Description: Memory impairment is one of the most common complaints and objective findings in individuals with epilepsy. It has negative impact on quality of life and it creates barriers in fulfilling activities of daily living. Cognitive interventions have been investigated in individuals with seizures with one approach being to teach individuals to use compensation strategies or external cues. An important contributor to successful compensation of cognitive deficits is self-motivation and active involvement via self- generation. Verbal associate learning fMRI task is one way of testing the self-generation abilities and their cortical correlates. Data in over 100 healthy normal volunteers will be made available for exploring the cortical correlates of verbal associate learning. The students will learn basic and advanced methods of individual and group fMRI data analyses.
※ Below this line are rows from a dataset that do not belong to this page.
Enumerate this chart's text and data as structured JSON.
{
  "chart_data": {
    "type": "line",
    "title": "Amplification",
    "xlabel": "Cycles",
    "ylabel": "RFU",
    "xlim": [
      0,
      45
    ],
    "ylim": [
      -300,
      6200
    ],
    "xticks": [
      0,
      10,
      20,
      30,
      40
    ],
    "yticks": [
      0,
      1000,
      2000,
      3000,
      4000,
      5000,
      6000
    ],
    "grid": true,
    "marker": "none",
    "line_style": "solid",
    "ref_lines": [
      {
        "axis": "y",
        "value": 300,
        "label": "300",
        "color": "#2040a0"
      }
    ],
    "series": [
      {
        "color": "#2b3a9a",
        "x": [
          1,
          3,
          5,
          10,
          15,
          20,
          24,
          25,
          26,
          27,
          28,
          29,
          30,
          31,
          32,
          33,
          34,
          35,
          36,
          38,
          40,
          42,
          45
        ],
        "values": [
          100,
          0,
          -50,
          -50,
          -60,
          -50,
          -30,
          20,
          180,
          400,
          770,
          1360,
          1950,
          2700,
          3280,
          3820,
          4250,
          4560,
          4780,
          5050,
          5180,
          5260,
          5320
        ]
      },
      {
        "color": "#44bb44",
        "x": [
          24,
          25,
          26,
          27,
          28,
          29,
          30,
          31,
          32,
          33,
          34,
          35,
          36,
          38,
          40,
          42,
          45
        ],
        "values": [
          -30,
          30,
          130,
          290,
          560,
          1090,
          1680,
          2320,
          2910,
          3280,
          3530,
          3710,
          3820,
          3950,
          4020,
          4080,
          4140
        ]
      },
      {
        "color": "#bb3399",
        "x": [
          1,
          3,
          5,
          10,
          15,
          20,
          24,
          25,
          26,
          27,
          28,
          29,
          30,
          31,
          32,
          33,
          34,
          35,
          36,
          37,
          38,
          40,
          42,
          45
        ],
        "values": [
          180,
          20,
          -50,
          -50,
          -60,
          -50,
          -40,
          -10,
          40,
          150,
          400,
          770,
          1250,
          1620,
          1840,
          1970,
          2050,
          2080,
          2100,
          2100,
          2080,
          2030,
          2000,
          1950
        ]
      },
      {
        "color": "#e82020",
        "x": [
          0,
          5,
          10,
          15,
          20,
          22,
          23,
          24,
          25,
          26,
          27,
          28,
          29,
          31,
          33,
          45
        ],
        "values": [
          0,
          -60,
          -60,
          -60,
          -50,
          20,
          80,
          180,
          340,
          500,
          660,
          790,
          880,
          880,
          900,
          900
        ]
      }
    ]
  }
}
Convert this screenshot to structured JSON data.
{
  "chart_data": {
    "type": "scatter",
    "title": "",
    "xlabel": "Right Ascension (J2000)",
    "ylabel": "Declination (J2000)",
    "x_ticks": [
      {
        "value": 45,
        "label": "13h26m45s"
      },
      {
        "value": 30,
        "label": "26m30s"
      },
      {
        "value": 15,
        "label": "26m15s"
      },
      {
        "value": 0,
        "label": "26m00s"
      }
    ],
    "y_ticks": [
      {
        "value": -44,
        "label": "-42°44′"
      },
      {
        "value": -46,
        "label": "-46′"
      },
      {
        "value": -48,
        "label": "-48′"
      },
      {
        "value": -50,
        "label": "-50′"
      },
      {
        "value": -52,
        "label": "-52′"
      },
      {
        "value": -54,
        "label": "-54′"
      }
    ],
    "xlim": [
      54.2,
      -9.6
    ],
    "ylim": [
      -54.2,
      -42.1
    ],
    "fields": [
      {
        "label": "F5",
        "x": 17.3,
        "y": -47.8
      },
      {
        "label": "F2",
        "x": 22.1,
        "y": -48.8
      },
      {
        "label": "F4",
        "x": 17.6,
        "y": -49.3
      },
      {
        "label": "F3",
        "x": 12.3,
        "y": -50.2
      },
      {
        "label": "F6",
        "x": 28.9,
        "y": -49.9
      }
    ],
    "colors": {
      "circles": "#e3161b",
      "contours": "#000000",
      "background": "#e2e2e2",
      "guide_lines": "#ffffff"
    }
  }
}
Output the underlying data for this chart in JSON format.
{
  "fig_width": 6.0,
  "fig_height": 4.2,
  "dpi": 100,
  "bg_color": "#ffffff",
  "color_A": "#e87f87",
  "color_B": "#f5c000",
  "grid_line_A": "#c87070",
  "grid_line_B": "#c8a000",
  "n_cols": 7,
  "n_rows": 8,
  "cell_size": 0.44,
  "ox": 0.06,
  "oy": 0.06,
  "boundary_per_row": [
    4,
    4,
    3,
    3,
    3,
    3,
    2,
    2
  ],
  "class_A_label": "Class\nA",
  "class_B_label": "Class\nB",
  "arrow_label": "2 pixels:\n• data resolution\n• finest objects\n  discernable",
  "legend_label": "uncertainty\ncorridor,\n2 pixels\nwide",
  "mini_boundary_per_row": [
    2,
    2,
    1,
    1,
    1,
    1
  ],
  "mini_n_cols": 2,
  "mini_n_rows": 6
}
Description: Even when a person is relaxed and apparently doing nothing, the brain is active. This is called "the resting state," and an increasing body of evidence suggests that this resting state is well organized and functionally important. This study will use magnetoencephalography ("MEG"), a method using superconducting sensors to record the tiny magnetic fields that the neurons inside the brain generate when they are activated. Resting MEG data from normal volunteers, and possibly also from patients with epilepsy and schizophrenia, will be analyzed to explore the dynamics of the resting state.
Description: When patients undergo intracranial EEG recordings from multiple cortical and subcortical structures for a clinical reason, we perform computerized cognitive and psychological tests with the goal to map the neural networks involved in supporting these tasks. Students interested in these projects will have the opportunity to see how intracranial EEG recordings are performed and how cognitive tasks are run in parallel to clinical recordings. There will be ample opportunity to learn cognitive tasks, analyzing EEG and evoked potentials, and programming in Matlab and Arduino. The students will assist the mentors and a graduate student dedicated to this research.